I have been messing around with something similar for roleplaying. If you have sourcecode or something to release I would be interested.

chrisnolet|1 year ago

Nice! I’d love to check it out when you’re ready to share it. I’ll likely release the source code for mine if/when I publish the DSL.

In the meantime, since the original link has changed, feel free to try it out at: https://pocket.computer/dungeons.
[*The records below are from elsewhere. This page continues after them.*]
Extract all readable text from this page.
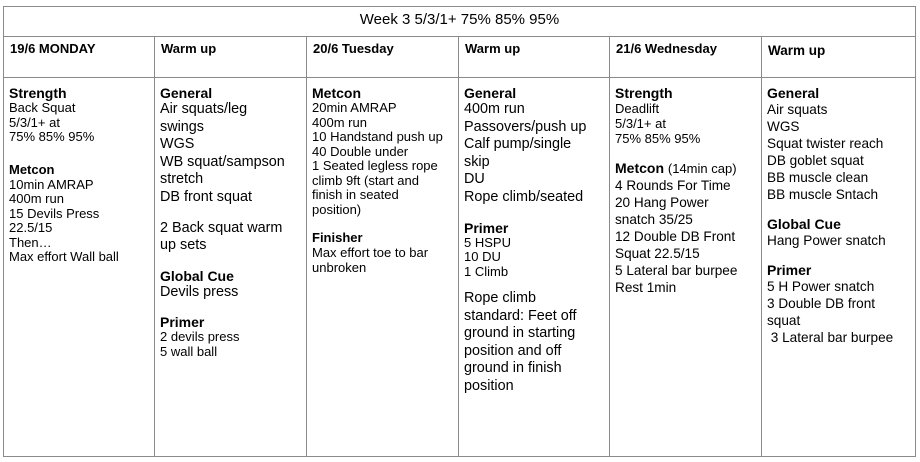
Week 3 5/3/1+ 75% 85% 95%
19/6 MONDAY
Strength
Back Squat
5/3/1+ at
75% 85% 95%
Metcon
10min AMRAP
400m run
15 Devils Press
22.5/15
Then…
Max effort Wall ball
Warm up
General
Air squats/leg
swings
WGS
WB squat/sampson
stretch
DB front squat
2 Back squat warm
up sets
Global Cue
Devils press
Primer
2 devils press
5 wall ball
20/6 Tuesday
Metcon
20min AMRAP
400m run
10 Handstand push up
40 Double under
1 Seated legless rope
climb 9ft (start and
finish in seated
position)
Finisher
Max effort toe to bar
unbroken
Warm up
General
400m run
Passovers/push up
Calf pump/single
skip
DU
Rope climb/seated
Primer
5 HSPU
10 DU
1 Climb
Rope climb
standard: Feet off
ground in starting
position and off
ground in finish
position
21/6 Wednesday
Strength
Deadlift
5/3/1+ at
75% 85% 95%
Metcon (14min cap)
4 Rounds For Time
20 Hang Power
snatch 35/25
12 Double DB Front
Squat 22.5/15
5 Lateral bar burpee
Rest 1min
Warm up
General
Air squats
WGS
Squat twister reach
DB goblet squat
BB muscle clean
BB muscle Sntach
Global Cue
Hang Power snatch
Primer
5 H Power snatch
3 Double DB front
squat
3 Lateral bar burpee
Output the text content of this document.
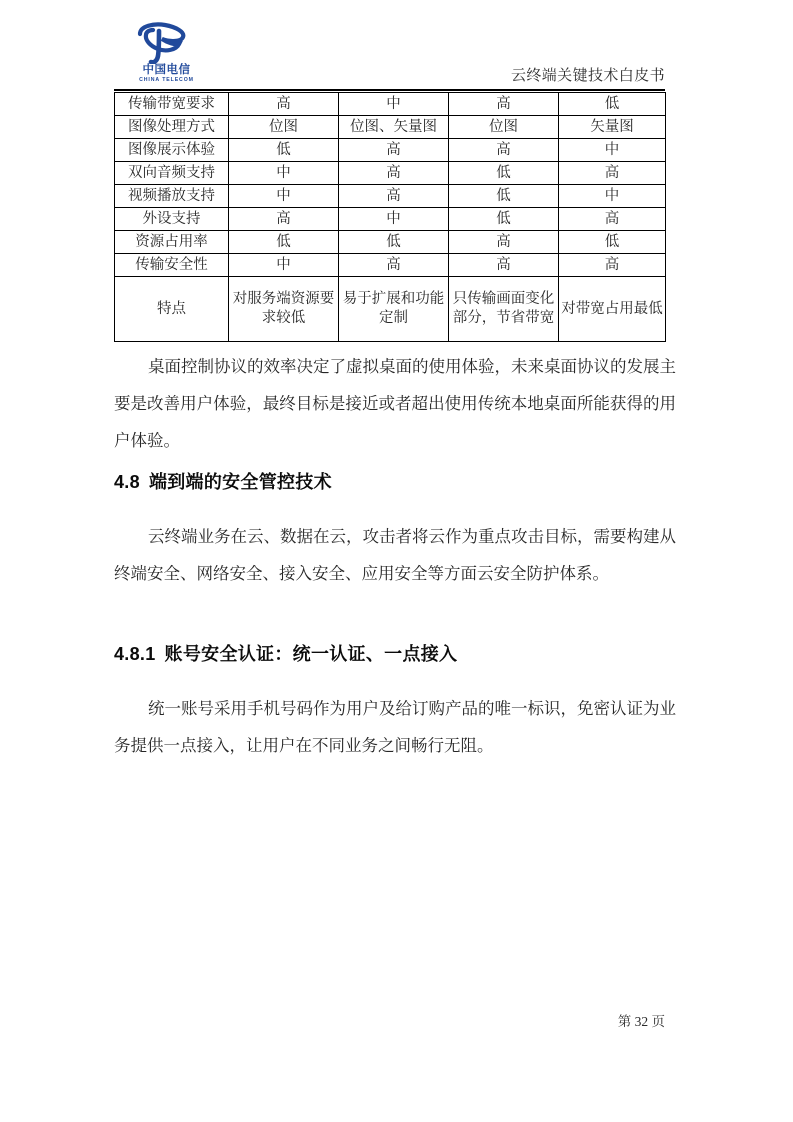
中国电信
CHINA TELECOM	云终端关键技术白皮书
传输带宽要求	高	中	高	低
图像处理方式	位图	位图、矢量图	位图	矢量图
图像展示体验	低	高	高	中
双向音频支持	中	高	低	高
视频播放支持	中	高	低	中
外设支持	高	中	低	高
资源占用率	低	低	高	低
传输安全性	中	高	高	高
特点	对服务端资源要求较低	易于扩展和功能定制	只传输画面变化部分，节省带宽	对带宽占用最低
桌面控制协议的效率决定了虚拟桌面的使用体验，未来桌面协议的发展主要是改善用户体验，最终目标是接近或者超出使用传统本地桌面所能获得的用户体验。
4.8 端到端的安全管控技术
云终端业务在云、数据在云，攻击者将云作为重点攻击目标，需要构建从终端安全、网络安全、接入安全、应用安全等方面云安全防护体系。
4.8.1 账号安全认证：统一认证、一点接入
统一账号采用手机号码作为用户及给订购产品的唯一标识，免密认证为业务提供一点接入，让用户在不同业务之间畅行无阻。
第 32 页
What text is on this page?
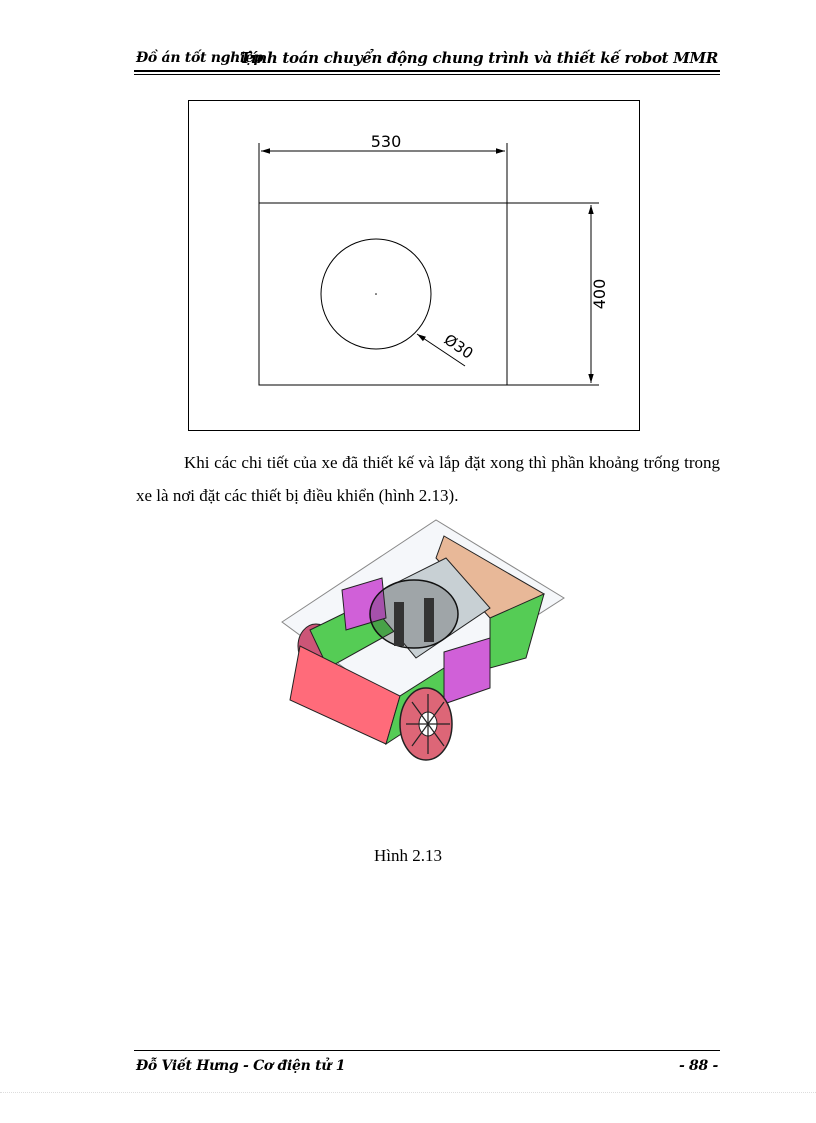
Đồ án tốt nghiệp
Tính toán chuyển động chung trình và thiết kế robot MMR
530
400
Ø30
Khi các chi tiết của xe đã thiết kế và lắp đặt xong thì phần khoảng trống trong xe là nơi đặt các thiết bị điều khiển (hình 2.13).
Hình 2.13
Đỗ Viết Hưng - Cơ điện tử 1	- 88 -
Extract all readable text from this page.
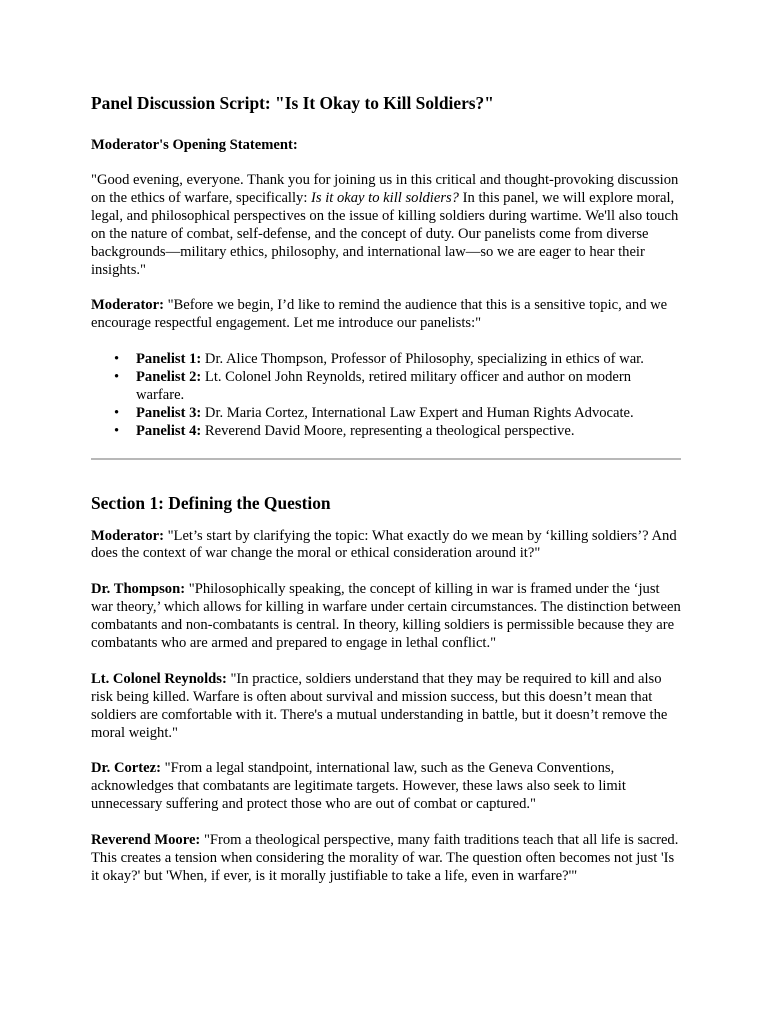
Panel Discussion Script: "Is It Okay to Kill Soldiers?"
Moderator's Opening Statement:

"Good evening, everyone. Thank you for joining us in this critical and thought-provoking discussion on the ethics of warfare, specifically: Is it okay to kill soldiers? In this panel, we will explore moral, legal, and philosophical perspectives on the issue of killing soldiers during wartime. We'll also touch on the nature of combat, self-defense, and the concept of duty. Our panelists come from diverse backgrounds—military ethics, philosophy, and international law—so we are eager to hear their insights."

Moderator: "Before we begin, I’d like to remind the audience that this is a sensitive topic, and we encourage respectful engagement. Let me introduce our panelists:"

• Panelist 1: Dr. Alice Thompson, Professor of Philosophy, specializing in ethics of war.
• Panelist 2: Lt. Colonel John Reynolds, retired military officer and author on modern warfare.
• Panelist 3: Dr. Maria Cortez, International Law Expert and Human Rights Advocate.
• Panelist 4: Reverend David Moore, representing a theological perspective.
Section 1: Defining the Question

Moderator: "Let’s start by clarifying the topic: What exactly do we mean by ‘killing soldiers’? And does the context of war change the moral or ethical consideration around it?"

Dr. Thompson: "Philosophically speaking, the concept of killing in war is framed under the ‘just war theory,’ which allows for killing in warfare under certain circumstances. The distinction between combatants and non-combatants is central. In theory, killing soldiers is permissible because they are combatants who are armed and prepared to engage in lethal conflict."

Lt. Colonel Reynolds: "In practice, soldiers understand that they may be required to kill and also risk being killed. Warfare is often about survival and mission success, but this doesn’t mean that soldiers are comfortable with it. There's a mutual understanding in battle, but it doesn’t remove the moral weight."

Dr. Cortez: "From a legal standpoint, international law, such as the Geneva Conventions, acknowledges that combatants are legitimate targets. However, these laws also seek to limit unnecessary suffering and protect those who are out of combat or captured."

Reverend Moore: "From a theological perspective, many faith traditions teach that all life is sacred. This creates a tension when considering the morality of war. The question often becomes not just 'Is it okay?' but 'When, if ever, is it morally justifiable to take a life, even in warfare?'"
Happy to chat more if you want to know how parts of it are done!

wferrell|1 year ago

Is there a YouTube of this?

chrisnolet|1 year ago

Update to add: https://youtube.com/shorts/D8-sdTm8bd4

Thanks for the nudge!

camkego|1 year ago

I’d really prefer to see a video before trying, also.

jz10|1 year ago

I'm super curious how these special TLDs perform when it comes to SEO and user recall

chrisnolet|1 year ago

Me, too! I have pocketcomputer.com as well, which I use for email. (I learned a long time ago how confusing it is to read out a special TLD over the phone!)

chrisnolet|1 year ago

Footnote to add that it works with Google Workspace accounts, too!

hollowturtle|1 year ago

Exactly how is secure?

chrisnolet|1 year ago

I had to pass the Google CASA audit and implement a ton of security procedures. Basically everything is encrypted, we don’t store your emails, verified best-practice for session tokens and so on. I probably went a little overboard to be honest, but it’s people’s emails and I need to respect the gravity of that.

moralestapia|1 year ago

Nice, is this using an offline model? (For the AI)

chrisnolet|1 year ago

It's using OpenAI's API at the moment, actually. An offline model could _probably_ handle the conversation and tool calling, but it just needs to be really fast to keep up with conversational speeds. (And really, GPT-4o is a bit too slow for my liking in this current iteration. I'm hoping that GPT-4.5 will be faster.)

I'm writing up a full accounting of the stack for the post above, so check back for that and let me know if that doesn't answer your questions/concerns!

stuckkeys|1 year ago

Would be cool to watch a demo use case.